A parcela dos entrevistados que considera favorável o cenário para novos investimentos caiu de 54,2% no segundo semestre de 2025 para 37,8%, uma redução de 16,4 pontos percentuais. Ao mesmo tempo, a avaliação desfavorável subiu de 20,4% para 30,9%.
A explicação apresentada pelo setor passa por uma combinação de fatores domésticos e externos. Eleições , guerra no Oriente Médio, inflação, juros, preço do petróleo, custos de logística, protecionismo comercial e reforma tributária estão entre os elementos apontados por Gustavo Gusmão, sócio da EY-Parthenon para Governo e Infraestrutura, para explicar a maior cautela dos agentes.
O movimento ocorre apesar de o país ter encerrado 2025 com volume recorde de recursos destinados à infraestrutura. Os investimentos públicos e privados chegaram a R$ 280,4 bilhões no ano passado, maior valor da série histórica iniciada em 2010, com o setor privado responsável por R$ 220,5 bilhões, ou 78,6% do total.
O contraste ajuda a delimitar o resultado da pesquisa: a piora está na percepção sobre as condições para novos investimentos nos próximos seis meses, enquanto os investimentos realizados permanecem em patamar elevado.

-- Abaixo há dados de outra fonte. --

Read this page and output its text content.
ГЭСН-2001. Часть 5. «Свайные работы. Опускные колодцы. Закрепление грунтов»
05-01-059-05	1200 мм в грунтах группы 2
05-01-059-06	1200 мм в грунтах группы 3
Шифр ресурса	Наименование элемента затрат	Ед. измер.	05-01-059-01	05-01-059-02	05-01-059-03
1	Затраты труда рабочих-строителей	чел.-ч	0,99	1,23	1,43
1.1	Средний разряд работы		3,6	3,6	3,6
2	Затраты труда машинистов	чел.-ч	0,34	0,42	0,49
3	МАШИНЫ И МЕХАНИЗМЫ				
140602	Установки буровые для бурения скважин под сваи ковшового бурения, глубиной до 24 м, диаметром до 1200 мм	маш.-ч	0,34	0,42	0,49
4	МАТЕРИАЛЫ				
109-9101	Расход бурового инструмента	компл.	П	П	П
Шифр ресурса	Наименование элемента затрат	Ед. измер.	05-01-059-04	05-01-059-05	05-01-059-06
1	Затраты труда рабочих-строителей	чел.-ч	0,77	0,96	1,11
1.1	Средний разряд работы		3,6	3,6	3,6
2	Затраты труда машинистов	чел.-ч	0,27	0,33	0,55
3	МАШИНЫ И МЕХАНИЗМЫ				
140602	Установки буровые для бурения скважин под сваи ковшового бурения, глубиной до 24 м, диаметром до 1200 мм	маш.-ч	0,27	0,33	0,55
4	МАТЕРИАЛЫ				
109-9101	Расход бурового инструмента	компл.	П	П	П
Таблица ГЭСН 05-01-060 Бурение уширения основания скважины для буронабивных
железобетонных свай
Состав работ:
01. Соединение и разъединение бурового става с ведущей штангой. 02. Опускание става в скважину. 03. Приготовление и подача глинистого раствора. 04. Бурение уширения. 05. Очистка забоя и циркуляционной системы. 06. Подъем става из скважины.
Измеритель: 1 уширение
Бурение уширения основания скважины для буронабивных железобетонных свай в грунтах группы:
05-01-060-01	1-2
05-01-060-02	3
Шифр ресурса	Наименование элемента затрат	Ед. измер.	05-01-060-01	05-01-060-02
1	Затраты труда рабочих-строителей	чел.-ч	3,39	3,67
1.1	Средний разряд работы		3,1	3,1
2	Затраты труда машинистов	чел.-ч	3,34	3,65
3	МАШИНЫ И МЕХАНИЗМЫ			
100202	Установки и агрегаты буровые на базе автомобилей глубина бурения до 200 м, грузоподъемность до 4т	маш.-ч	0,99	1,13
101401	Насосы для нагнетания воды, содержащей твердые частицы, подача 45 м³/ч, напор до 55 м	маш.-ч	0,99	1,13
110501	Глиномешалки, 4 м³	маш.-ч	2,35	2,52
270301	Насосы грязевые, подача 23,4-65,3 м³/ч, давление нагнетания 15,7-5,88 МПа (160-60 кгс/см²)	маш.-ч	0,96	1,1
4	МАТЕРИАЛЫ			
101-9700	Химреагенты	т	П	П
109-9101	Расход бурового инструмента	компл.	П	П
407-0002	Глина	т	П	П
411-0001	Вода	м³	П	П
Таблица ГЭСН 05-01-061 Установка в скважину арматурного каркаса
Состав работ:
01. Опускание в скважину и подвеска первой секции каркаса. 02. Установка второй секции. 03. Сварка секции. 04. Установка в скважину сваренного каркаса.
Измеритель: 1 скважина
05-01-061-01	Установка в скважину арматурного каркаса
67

Os números fazem parte da 15ª edição do Barômetro da Infraestrutura , pesquisa semestral da Associação Brasileira da Infraestrutura e das Indústrias de Base (ABDIB) em parceria com a EY-Parthenon, braço de estratégia e transações da EY, divulgado nesta quarta-feira, 12. O levantamento ouviu 233 gestores, investidores e especialistas entre 8 e 23 de junho de 2026.
“Esse recuo relevante da percepção favorável interrompe a trajetória de recuperação observada na edição anterior. O resultado sugere um ambiente mais cauteloso, em que a expectativa de continuidade dos investimentos permanece presente, mas com menor convicção quanto às condições de promoção de novos projetos no curto prazo”, afirma Gusmão.